The proposed therapy aims to replace the defective mitochondria with those from a donor egg.
But mitochondria have their own DNA, albeit a tiny fraction of the total. It means a baby would have genetic information from mum, dad and a second woman's mitochondria.
The concerns raised - by scientists at the University of Sheffield, the University of Sussex and Monash University in Australia - are about a poor match between the mitochondrial DNA and that from the parents.
They said there was an interaction between the DNA in the mitochondria and the rest which is packaged in a cell's nucleus.
Their studies on fruit flies suggested that a poor match of genetic information between the nucleus and mitochondria could affect fertility, learning and behaviour.
...
The Human Fertilisation and Embryology Authority, which regulates fertility treatment in the UK, commissioned a review into the safety of the technique.

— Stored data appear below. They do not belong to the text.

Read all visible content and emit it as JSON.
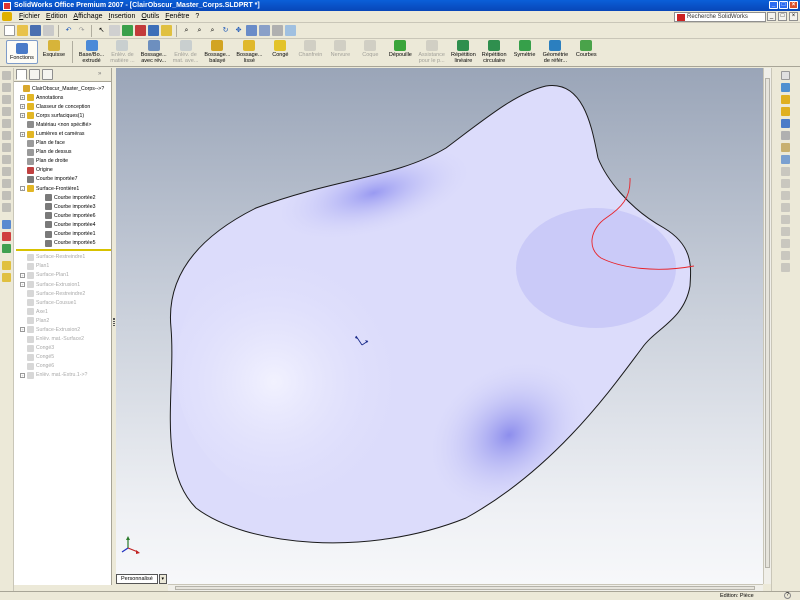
{
  "window": {
    "title": "SolidWorks Office Premium 2007 - [ClairObscur_Master_Corps.SLDPRT *]",
    "min_label": "_",
    "max_label": "□",
    "close_label": "×"
  },
  "menu": {
    "items": [
      "Fichier",
      "Edition",
      "Affichage",
      "Insertion",
      "Outils",
      "Fenêtre",
      "?"
    ],
    "search_placeholder": "Recherche SolidWorks",
    "right_buttons": [
      "_",
      "□",
      "×"
    ]
  },
  "command_manager": {
    "tabs": [
      {
        "label": "Fonctions",
        "active": true
      },
      {
        "label": "Esquisse",
        "active": false
      }
    ],
    "buttons": [
      {
        "label1": "Base/Bo...",
        "label2": "extrudé",
        "enabled": true,
        "color": "#4b8ad8"
      },
      {
        "label1": "Enlèv. de",
        "label2": "matière ...",
        "enabled": false,
        "color": "#8aa0c0"
      },
      {
        "label1": "Bossage...",
        "label2": "avec rév...",
        "enabled": true,
        "color": "#6d8fbf"
      },
      {
        "label1": "Enlèv. de",
        "label2": "mat. ave...",
        "enabled": false,
        "color": "#8aa0c0"
      },
      {
        "label1": "Bossage...",
        "label2": "balayé",
        "enabled": true,
        "color": "#d2a422"
      },
      {
        "label1": "Bossage...",
        "label2": "lissé",
        "enabled": true,
        "color": "#e0b82c"
      },
      {
        "label1": "Congé",
        "label2": "",
        "enabled": true,
        "color": "#e3c32a"
      },
      {
        "label1": "Chanfrein",
        "label2": "",
        "enabled": false,
        "color": "#a0a0a0"
      },
      {
        "label1": "Nervure",
        "label2": "",
        "enabled": false,
        "color": "#a0a0a0"
      },
      {
        "label1": "Coque",
        "label2": "",
        "enabled": false,
        "color": "#a0a0a0"
      },
      {
        "label1": "Dépouille",
        "label2": "",
        "enabled": true,
        "color": "#3aa53a"
      },
      {
        "label1": "Assistance",
        "label2": "pour le p...",
        "enabled": false,
        "color": "#a0a0a0"
      },
      {
        "label1": "Répétition",
        "label2": "linéaire",
        "enabled": true,
        "color": "#2f8f4e"
      },
      {
        "label1": "Répétition",
        "label2": "circulaire",
        "enabled": true,
        "color": "#2f8f4e"
      },
      {
        "label1": "Symétrie",
        "label2": "",
        "enabled": true,
        "color": "#36a04a"
      },
      {
        "label1": "Géométrie",
        "label2": "de référ...",
        "enabled": true,
        "color": "#2b7fbf"
      },
      {
        "label1": "Courbes",
        "label2": "",
        "enabled": true,
        "color": "#4aa34a"
      }
    ]
  },
  "feature_tree": {
    "items": [
      {
        "label": "ClairObscur_Master_Corps-->?",
        "indent": 0,
        "expander": "",
        "icon_color": "#d9a82c",
        "dim": false
      },
      {
        "label": "Annotations",
        "indent": 1,
        "expander": "+",
        "icon_color": "#e2b625",
        "dim": false
      },
      {
        "label": "Classeur de conception",
        "indent": 1,
        "expander": "+",
        "icon_color": "#e2b625",
        "dim": false
      },
      {
        "label": "Corps surfaciques(1)",
        "indent": 1,
        "expander": "+",
        "icon_color": "#e2b625",
        "dim": false
      },
      {
        "label": "Matériau <non spécifié>",
        "indent": 1,
        "expander": "",
        "icon_color": "#8c8c8c",
        "dim": false
      },
      {
        "label": "Lumières et caméras",
        "indent": 1,
        "expander": "+",
        "icon_color": "#e2b625",
        "dim": false
      },
      {
        "label": "Plan de face",
        "indent": 1,
        "expander": "",
        "icon_color": "#9a9a9a",
        "dim": false
      },
      {
        "label": "Plan de dessus",
        "indent": 1,
        "expander": "",
        "icon_color": "#9a9a9a",
        "dim": false
      },
      {
        "label": "Plan de droite",
        "indent": 1,
        "expander": "",
        "icon_color": "#9a9a9a",
        "dim": false
      },
      {
        "label": "Origine",
        "indent": 1,
        "expander": "",
        "icon_color": "#c04040",
        "dim": false
      },
      {
        "label": "Courbe importée7",
        "indent": 1,
        "expander": "",
        "icon_color": "#7a7a7a",
        "dim": false
      },
      {
        "label": "Surface-Frontière1",
        "indent": 1,
        "expander": "-",
        "icon_color": "#e2b625",
        "dim": false
      },
      {
        "label": "Courbe importée2",
        "indent": 2,
        "expander": "",
        "icon_color": "#7a7a7a",
        "dim": false
      },
      {
        "label": "Courbe importée3",
        "indent": 2,
        "expander": "",
        "icon_color": "#7a7a7a",
        "dim": false
      },
      {
        "label": "Courbe importée6",
        "indent": 2,
        "expander": "",
        "icon_color": "#7a7a7a",
        "dim": false
      },
      {
        "label": "Courbe importée4",
        "indent": 2,
        "expander": "",
        "icon_color": "#7a7a7a",
        "dim": false
      },
      {
        "label": "Courbe importée1",
        "indent": 2,
        "expander": "",
        "icon_color": "#7a7a7a",
        "dim": false
      },
      {
        "label": "Courbe importée5",
        "indent": 2,
        "expander": "",
        "icon_color": "#7a7a7a",
        "dim": false
      }
    ],
    "suppressed_items": [
      {
        "label": "Surface-Restreindre1",
        "expander": ""
      },
      {
        "label": "Plan1",
        "expander": ""
      },
      {
        "label": "Surface-Plan1",
        "expander": "+"
      },
      {
        "label": "Surface-Extrusion1",
        "expander": "+"
      },
      {
        "label": "Surface-Restreindre2",
        "expander": ""
      },
      {
        "label": "Surface-Cousue1",
        "expander": ""
      },
      {
        "label": "Axe1",
        "expander": ""
      },
      {
        "label": "Plan2",
        "expander": ""
      },
      {
        "label": "Surface-Extrusion2",
        "expander": "+"
      },
      {
        "label": "Enlèv. mat.-Surface2",
        "expander": ""
      },
      {
        "label": "Congé3",
        "expander": ""
      },
      {
        "label": "Congé5",
        "expander": ""
      },
      {
        "label": "Congé6",
        "expander": ""
      },
      {
        "label": "Enlèv. mat.-Extru.1->?",
        "expander": "+"
      }
    ]
  },
  "viewport": {
    "surface_color": "#dcdcfb",
    "surface_shade": "#8c8cec",
    "edge_color": "#1a1a1a",
    "curve_color": "#e8242a"
  },
  "bottom": {
    "sheet_tab": "Personnalisé",
    "sheet_dropdown": "▾"
  },
  "status": {
    "text": "Edition: Pièce",
    "help": "?"
  }
}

Prof Robin Lovell-Badge, who was on the review panel, disagreed. He said humans had diverse mitochondrial and nuclear DNA, so any consequences of poor matches would have already become apparent.
He told the BBC news website: "Humans are breeding between races and producing healthy children all the time. If there is an effect then it must be very trivial as it's not been noticed."

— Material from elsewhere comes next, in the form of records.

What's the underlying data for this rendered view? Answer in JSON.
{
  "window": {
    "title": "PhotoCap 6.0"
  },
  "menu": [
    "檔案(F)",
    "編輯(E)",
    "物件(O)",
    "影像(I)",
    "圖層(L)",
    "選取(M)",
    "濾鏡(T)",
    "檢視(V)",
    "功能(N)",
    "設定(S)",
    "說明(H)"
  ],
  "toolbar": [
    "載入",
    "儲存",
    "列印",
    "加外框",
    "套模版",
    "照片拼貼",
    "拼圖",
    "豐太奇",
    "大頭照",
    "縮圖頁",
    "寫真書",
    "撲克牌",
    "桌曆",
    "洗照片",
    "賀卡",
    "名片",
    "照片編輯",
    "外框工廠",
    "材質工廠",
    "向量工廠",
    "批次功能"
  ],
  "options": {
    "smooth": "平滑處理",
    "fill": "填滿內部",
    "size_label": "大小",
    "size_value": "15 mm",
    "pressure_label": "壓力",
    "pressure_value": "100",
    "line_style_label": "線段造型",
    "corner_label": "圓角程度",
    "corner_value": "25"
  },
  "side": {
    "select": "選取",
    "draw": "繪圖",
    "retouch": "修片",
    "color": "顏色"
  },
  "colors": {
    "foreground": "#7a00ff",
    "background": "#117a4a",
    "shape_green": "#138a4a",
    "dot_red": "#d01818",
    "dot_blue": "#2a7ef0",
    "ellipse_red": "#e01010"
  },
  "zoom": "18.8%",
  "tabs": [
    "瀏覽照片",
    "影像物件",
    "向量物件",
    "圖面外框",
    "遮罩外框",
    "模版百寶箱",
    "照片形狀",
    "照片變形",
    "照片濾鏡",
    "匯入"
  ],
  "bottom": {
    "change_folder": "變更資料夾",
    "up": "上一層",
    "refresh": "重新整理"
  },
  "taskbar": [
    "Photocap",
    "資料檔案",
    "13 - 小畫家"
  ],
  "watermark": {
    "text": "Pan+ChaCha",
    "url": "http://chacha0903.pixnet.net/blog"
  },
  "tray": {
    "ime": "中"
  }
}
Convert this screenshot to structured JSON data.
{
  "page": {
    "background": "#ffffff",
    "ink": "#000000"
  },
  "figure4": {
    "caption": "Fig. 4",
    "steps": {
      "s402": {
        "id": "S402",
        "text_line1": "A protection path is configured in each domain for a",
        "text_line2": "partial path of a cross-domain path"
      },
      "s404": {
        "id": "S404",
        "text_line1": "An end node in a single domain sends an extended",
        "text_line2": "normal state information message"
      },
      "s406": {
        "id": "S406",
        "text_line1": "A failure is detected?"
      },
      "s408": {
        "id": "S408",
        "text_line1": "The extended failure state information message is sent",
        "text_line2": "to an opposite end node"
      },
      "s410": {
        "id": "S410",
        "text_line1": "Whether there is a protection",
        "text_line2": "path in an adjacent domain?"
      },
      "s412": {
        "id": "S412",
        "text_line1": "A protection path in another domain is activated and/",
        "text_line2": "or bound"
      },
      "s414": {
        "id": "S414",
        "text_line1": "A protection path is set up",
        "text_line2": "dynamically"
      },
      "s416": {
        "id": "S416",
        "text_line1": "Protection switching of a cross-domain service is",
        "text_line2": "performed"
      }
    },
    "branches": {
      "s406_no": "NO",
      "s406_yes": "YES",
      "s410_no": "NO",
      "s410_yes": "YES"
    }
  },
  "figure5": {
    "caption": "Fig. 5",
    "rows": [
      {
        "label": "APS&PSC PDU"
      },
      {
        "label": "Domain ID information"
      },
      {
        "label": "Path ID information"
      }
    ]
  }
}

I completely agree with the Human Fertilisation and Embryology Authority on this. There shouldn't be any risk for a child having a different mtDNA from one's mother. This is ludicrous.

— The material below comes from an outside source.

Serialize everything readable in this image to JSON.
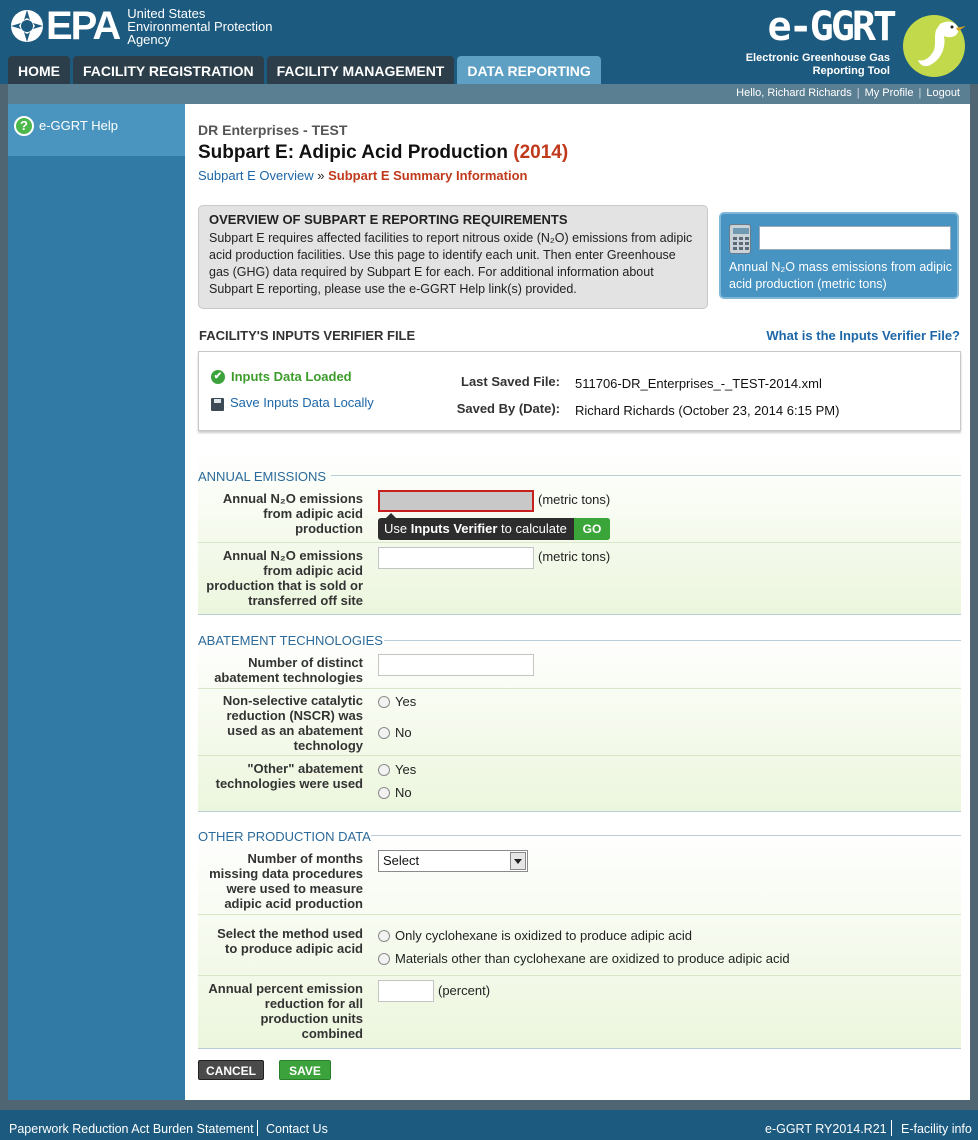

Previously other people had voice ethical concerns about babies born from a three-person IVF because they would be having two biological mothers instead of one. This is also nonsensical for two reasons:
1) Mitochondrial DNA only represents a tiny fraction of one's genome. It is made of 16,569 base pairs, as opposed to over 3 billion base pairs for the chromosomal DNA. In other words mtDNA is only 0.0005% of our DNA. That could be less than the number of copying errors happening from one generation to the next. A lot of people are born with DNA deletions or extra copies of some genes longer than that, which their parents didn't have. What's more, getting a third person's mtDNA does not mean having 16,569 characters in one's DNA that differ from the true biological mother. It could be just a handful of mutations, or at most something like a hundred, since the variations found within human mitochondrial genomes are very minor. For example there are only 8 mutations differentiating an individual belonging to mtDNA haplogroup H2a2 from someone who is H3a1a, to cite to common Western European maternal lineages. What is a difference of 8 characters out of 3 billion ? Actually there is sometimes more difference between the DNA contained in two different cells in our body, due to copy mistakes that are inevitable during cell division. So mtDNA in itself is too tiny to have any claim at all on parenthood.
2) It sometimes happen that the two parents of a child share the exact same mtDNA. For example if they are (first, second, third, fourth, etc.) cousins on their maternal side. This is because mtDNA can be passed unaltered for dozens of generations. For this reason it is not impossible to find an egg donor who shares the same mtDNA as the father to replace the mother's defective mtDNA. In that case the father and the egg donor would have exactly the same claim on the mtDNA. Or for that matter any individual who possess an identical mtDNA haplogroup, and there could be tens of thousands of them. This would again completely disqualify the egg's donor claim to motherhood regarding the child born in a three-person IVF. If there is absolutely no difference in genetic sequence between the donor's mtDNA and, say, her sister, her maternal cousin, or a perfect stranger who inherited the same mtDNA from an ancestor many centuries ago, then it is impossible to prove whose mtDNA it is. Mitochondrial DNA is actually quite impersonal justly because it is shared identically between so many individuals in society.